Baca juga: Kolaborasi Sosok dan AI dalam Meningkatkan Produktivitas Bisnis

Kedua, DPR tersandera kepentingan mendesak Buat segera menggolkan UU ini pada periode ini. Entah apa alasannya. Salah satunya mungkin terkait dengan ‘power opportunist’. Member DPR dan pihak berkepentingan sadar bahwa Ketika ini mereka Mempunyai ‘kekuatan’ menentukan, yang mungkin ‘kekuatan’ itu Bukan Dapat mereka pastikan pada tahun 2024. 

Cek Artikel:  Hamzah Haz Politisi Santun yang Kukuh Pendirian

Mereka ragu kepentingan mereka dan kepentingan lain dibalik UU ini Bukan Dapat direalisasikan periode DPR berikutnya. Dalih ini masuk Intelek. Pasalnya, periode Member DPR Ketika ini memang hanya tersisa beberapa bulan saja. Tujuh bulan Tengah pemilihan Lumrah akan digelar dan sangat terbuka kemungkinan Member DPR Ketika ini Bukan terpilih Tengah pada pemilu 2024. 

Jadi mumpung kewenangan dan kekuasaan Lagi Terdapat Ketika ini, kesempatan ini mesti digunakan. Penanda paling Presisi dari ‘power opportunist’ ini adalah fenomena ketergesa-gesaan. Pembuatan awal hingga pengesahan RUU ini hanya memakan waktu beberapa bulan. 

Bandingkan dengan RUU Perampasan Asset yang sudah tahunan Tetapi Bukan terealisasi. Saking tergesa-gesanya, usulan penundaan saja Bukan dapat diterima. Bayangkan, Buat penundaan saja Bukan Dapat. Artinya, memang Terdapat kepentingan mendesak yang harus direalisasikan. 

Cek Artikel:  111 Pahamn Muhammadiyah dan Etos Kiai Dahlan

Ketiga, DPR dan Kemenkes mungkin merasa senang dengan pengesahan ini dan menganggap tuaian protes dan ketidaksetujuan berbagai pihak akan berakhir dengan pengesahan ini. Seolah-olah pengesahan adalah ‘ending point’ protes masyarakat. Pandangan ini keliru. 

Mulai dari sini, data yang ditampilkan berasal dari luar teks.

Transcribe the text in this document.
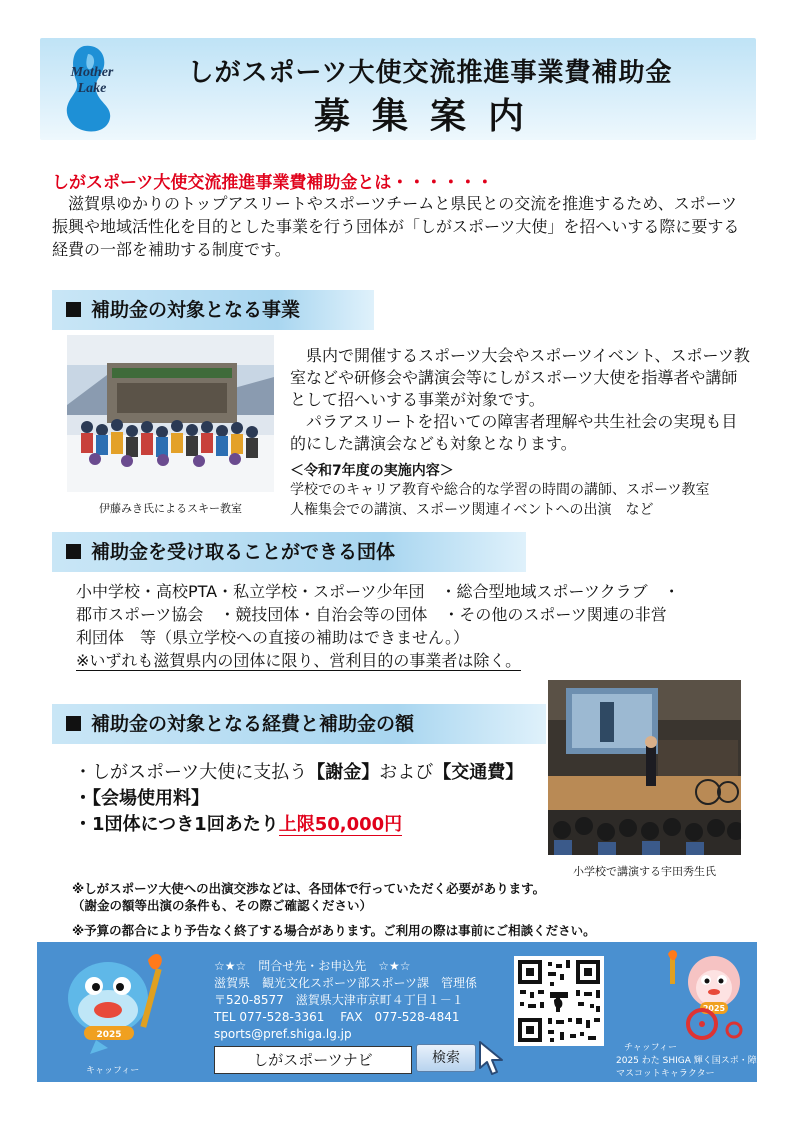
Mother
Lake
しがスポーツ大使交流推進事業費補助金
募集案内
しがスポーツ大使交流推進事業費補助金とは・・・・・・
滋賀県ゆかりのトップアスリートやスポーツチームと県民との交流を推進するため、スポーツ振興や地域活性化を目的とした事業を行う団体が「しがスポーツ大使」を招へいする際に要する経費の一部を補助する制度です。
補助金の対象となる事業
伊藤みき氏によるスキー教室

県内で開催するスポーツ大会やスポーツイベント、スポーツ教室などや研修会や講演会等にしがスポーツ大使を指導者や講師として招へいする事業が対象です。

パラアスリートを招いての障害者理解や共生社会の実現も目的にした講演会なども対象となります。

＜令和7年度の実施内容＞
学校でのキャリア教育や総合的な学習の時間の講師、スポーツ教室
人権集会での講演、スポーツ関連イベントへの出演　など
補助金を受け取ることができる団体
小中学校・高校PTA・私立学校・スポーツ少年団　・総合型地域スポーツクラブ　・
郡市スポーツ協会　・競技団体・自治会等の団体　・その他のスポーツ関連の非営
利団体　等（県立学校への直接の補助はできません。）
※いずれも滋賀県内の団体に限り、営利目的の事業者は除く。
小学校で講演する宇田秀生氏
補助金の対象となる経費と補助金の額
・しがスポーツ大使に支払う【謝金】および【交通費】
・【会場使用料】
・1団体につき1回あたり上限50,000円
※しがスポーツ大使への出演交渉などは、各団体で行っていただく必要があります。
（謝金の額等出演の条件も、その際ご確認ください）
※予算の都合により予告なく終了する場合があります。ご利用の際は事前にご相談ください。
2025
キャッフィー
☆★☆　問合せ先・お申込先　☆★☆
滋賀県　観光文化スポーツ部スポーツ課　管理係
〒520-8577　滋賀県大津市京町４丁目１－１
TEL 077-528-3361　 FAX　077-528-4841
sports@pref.shiga.lg.jp
しがスポーツナビ	検索
2025
チャッフィー
2025 わた SHIGA 輝く国スポ・障スポ
マスコットキャラクター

Pengesahan undang-undang di tengah kontroversi ini bahkan akan menimbulkan reluctant compliance Yakni penerimaan secara terpaksa. Reluctant compliance adalah kepatuhan yang dilakukan dengan rasa enggan dan Bukan sepenuh hati. Reluctant compliance ditandai dengan ketidaksetujuan atau kekecewaan yang Lalu melekat yang menyebabkan individu atau Grup mencari Langkah-Langkah Buat melanggar atau mengakali aturan yang Terdapat. 

Ujung-ujung reluctant compliance adalah munculnya Berbagai Ragam protes dan aksi, termasuk pengajuan judicial review, disrupsi sosial, meredupnya kepercayaan masyarakat terhadap pemerintah, polaritas dan perpecahan serta pengabaian hukum. Bila ini terjadi, alih-alih menjadi penerang, UU Kesehatan ini dapat menjadi bumerang yang membahayakan.